バレンタインの思い出

世の中のカップルにとってはバレンタインというのは一大行事だ。
日本では女子からチョコレートをプレゼントするから、百貨店や専門店はその付近、チョコレートを買い求める女子達で溢れ返っている。

最近は、彼へのチョコレート代を、自分への分の金額の方が上回っているらしいが、この件についてはわざわざ指摘するまでもない。
大学生の頃は、私も若干バレンタインの波に踊らされていた。
チョコレートとプレゼントをセットで彼に渡さないと、彼女失格なのではないかと思い、とりあえず一通りのものを購入したものだ。
それを渡す段階になると、片思いの女子はもはやどきどきであろう。
まずは受け取ってもらえるかが肝心要である。
一方付き合っている彼女になると、ずいぶん心構えは変わってくる。
受け取ってもらえる前提の上に成り立っているので、喜んでもらえるかしら、という楽しいどきどきなのだ。

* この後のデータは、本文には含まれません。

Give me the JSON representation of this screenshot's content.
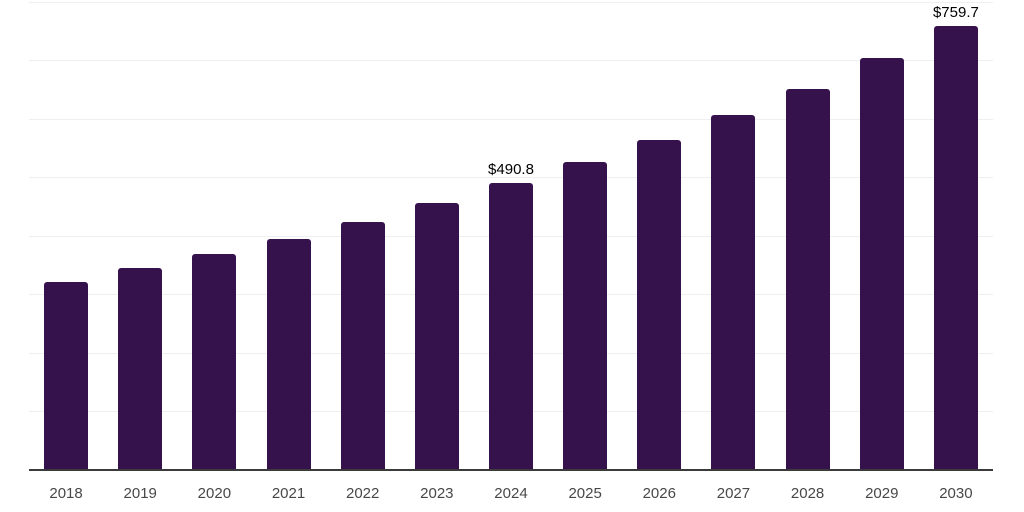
{
  "chart_data": {
    "type": "bar",
    "title": "",
    "xlabel": "",
    "ylabel": "",
    "categories": [
      "2018",
      "2019",
      "2020",
      "2021",
      "2022",
      "2023",
      "2024",
      "2025",
      "2026",
      "2027",
      "2028",
      "2029",
      "2030"
    ],
    "values": [
      322,
      346,
      369,
      395,
      424,
      456,
      490.8,
      526,
      564,
      606,
      652,
      704,
      759.7
    ],
    "data_labels": [
      {
        "category": "2024",
        "text": "$490.8"
      },
      {
        "category": "2030",
        "text": "$759.7"
      }
    ],
    "ylim": [
      0,
      800
    ],
    "grid_step": 100,
    "grid": true,
    "legend": false,
    "colors": {
      "bar": "#36124d",
      "gridline": "#efefef",
      "axis_line": "#3b3b3b",
      "tick_label": "#484848",
      "value_label": "#000000",
      "background": "#ffffff"
    }
  }
}
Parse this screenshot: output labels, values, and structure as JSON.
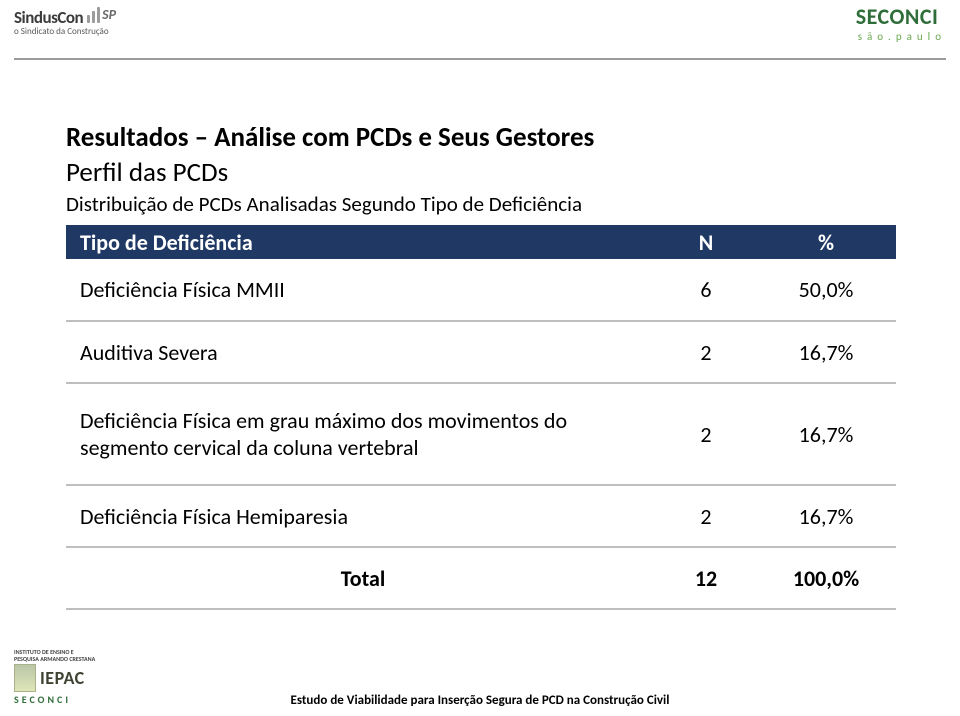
{
  "header": {
    "left": {
      "brand": "SindusCon",
      "sp": "SP",
      "sub": "o Sindicato da Construção"
    },
    "right": {
      "brand": "SECONCI",
      "sub": "são.paulo"
    }
  },
  "body": {
    "title": "Resultados – Análise com PCDs e Seus Gestores",
    "subtitle": "Perfil das PCDs",
    "caption": "Distribuição de PCDs Analisadas Segundo Tipo de Deficiência"
  },
  "table": {
    "headers": {
      "c0": "Tipo de Deficiência",
      "c1": "N",
      "c2": "%"
    },
    "rows": [
      {
        "label": "Deficiência Física MMII",
        "n": "6",
        "pct": "50,0%",
        "tall": false
      },
      {
        "label": "Auditiva Severa",
        "n": "2",
        "pct": "16,7%",
        "tall": false
      },
      {
        "label": "Deficiência Física em grau máximo dos movimentos do segmento cervical da coluna vertebral",
        "n": "2",
        "pct": "16,7%",
        "tall": true
      },
      {
        "label": "Deficiência Física Hemiparesia",
        "n": "2",
        "pct": "16,7%",
        "tall": false
      }
    ],
    "total": {
      "label": "Total",
      "n": "12",
      "pct": "100,0%"
    }
  },
  "footer": {
    "text": "Estudo de Viabilidade para Inserção Segura de PCD na Construção Civil",
    "iepac": {
      "line1": "INSTITUTO DE ENSINO E",
      "line2": "PESQUISA ARMANDO CRESTANA",
      "word": "IEPAC",
      "sub": "SECONCI"
    }
  },
  "colors": {
    "thead_bg": "#203864",
    "thead_fg": "#ffffff",
    "rule": "#bfbfbf",
    "seconci_green": "#2f6e3a"
  }
}
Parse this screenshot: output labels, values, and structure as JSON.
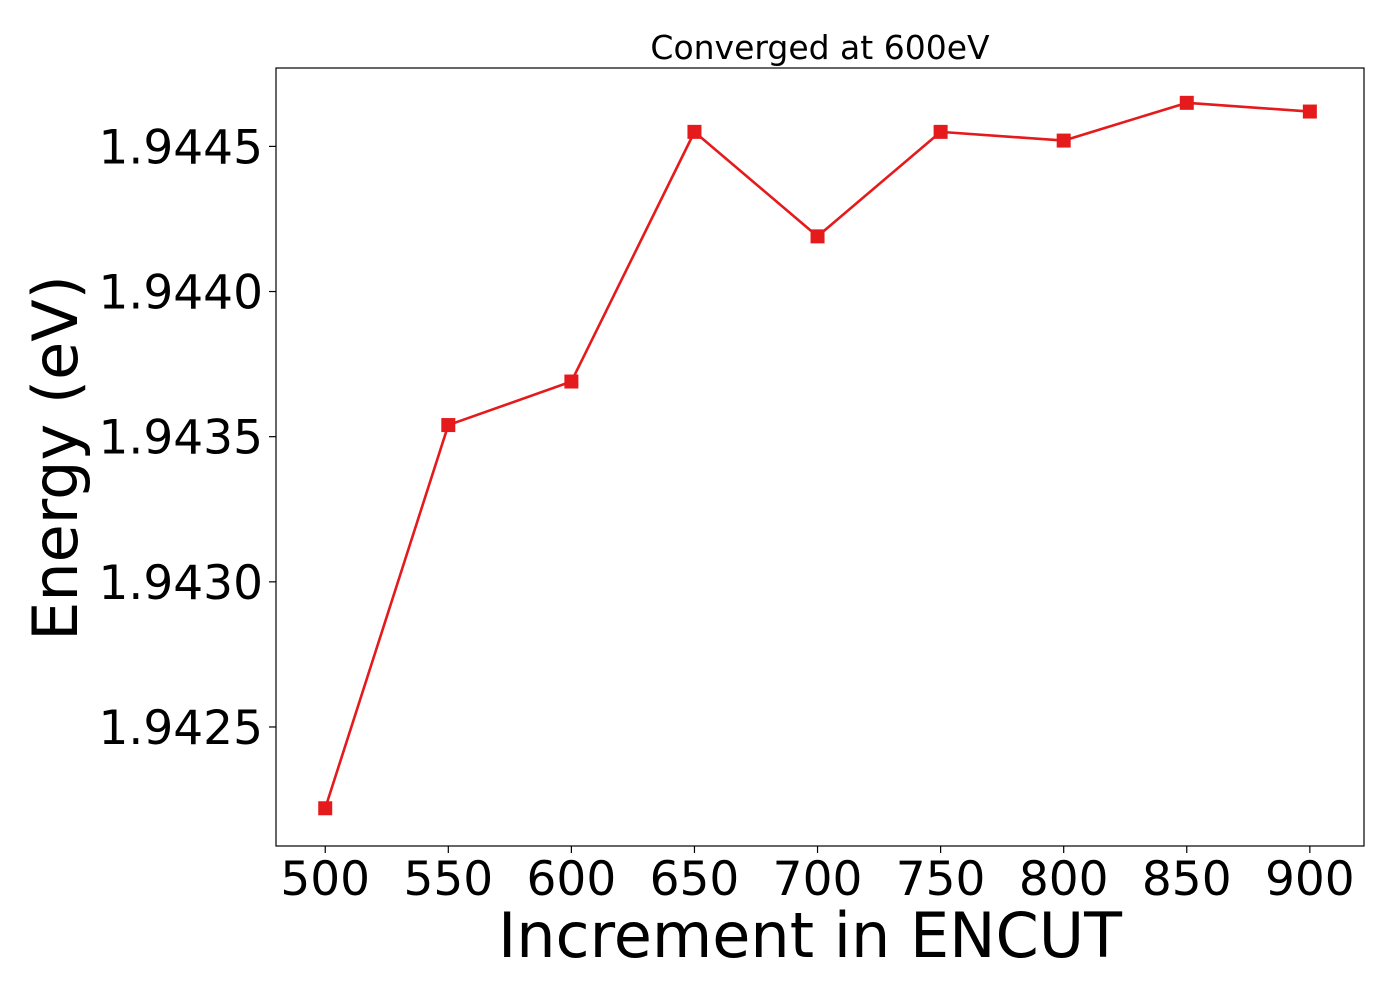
{
  "chart_data": {
    "type": "line",
    "title": "Converged at 600eV",
    "xlabel": "Increment in ENCUT",
    "ylabel": "Energy (eV)",
    "x": [
      500,
      550,
      600,
      650,
      700,
      750,
      800,
      850,
      900
    ],
    "series": [
      {
        "values": [
          1.94222,
          1.94354,
          1.94369,
          1.94455,
          1.94419,
          1.94455,
          1.94452,
          1.94465,
          1.94462
        ],
        "color": "#e41a1c",
        "marker": "square"
      }
    ],
    "xlim": [
      480,
      922
    ],
    "ylim": [
      1.94209,
      1.94477
    ],
    "xticks": [
      500,
      550,
      600,
      650,
      700,
      750,
      800,
      850,
      900
    ],
    "xtick_labels": [
      "500",
      "550",
      "600",
      "650",
      "700",
      "750",
      "800",
      "850",
      "900"
    ],
    "yticks": [
      1.9425,
      1.943,
      1.9435,
      1.944,
      1.9445
    ],
    "ytick_labels": [
      "1.9425",
      "1.9430",
      "1.9435",
      "1.9440",
      "1.9445"
    ],
    "grid": false,
    "legend": "none"
  }
}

当時の自分は幸せなことに、その楽しいどきどきの状態で彼を待っていた。
これを渡したらどんな顔をするか、と想像してにやにやしていたが、まあ今の自分からは想像もつかない。
けれど待てど暮らせど来ないのだ。
何かあったのかと心配になり、電話を入れてみた。
すると、コール音の後電話を取るのだが、何も言わずに切ってしまう。
これはいよいよ何かあったな、と電話を何度もかけてみるが、その度に切られてしまうのだ。
心配で泣きそうになりながら、その場から動くことも出来ずに立ちつくしていると、ようやく向こうから電話がかかってきた。
「もしもし」と出る。
すると、「今起きたし」と、何やら逆切れをしている。
「今から支度するから遅くなるけど」とぶっきらぼうに言うのだ。
私は怒り狂った。
こいつは自分の非を棚に挙げて何を怒っているのか。
なんなら殴ってもいいくらいだと、どうしたらこの男に気づかせることができるのだろうか。
そして私は、一生懸命選んだチョコレートとプレゼントを捨てようとゴミ箱の前に立った。
これをぶち込んでやる、と息巻いた。
けれど逡巡した後、私は振り上げた手を力なく下ろした。
どうしても捨てることができなかったのだ。
何故って、大枚はたいたのだから。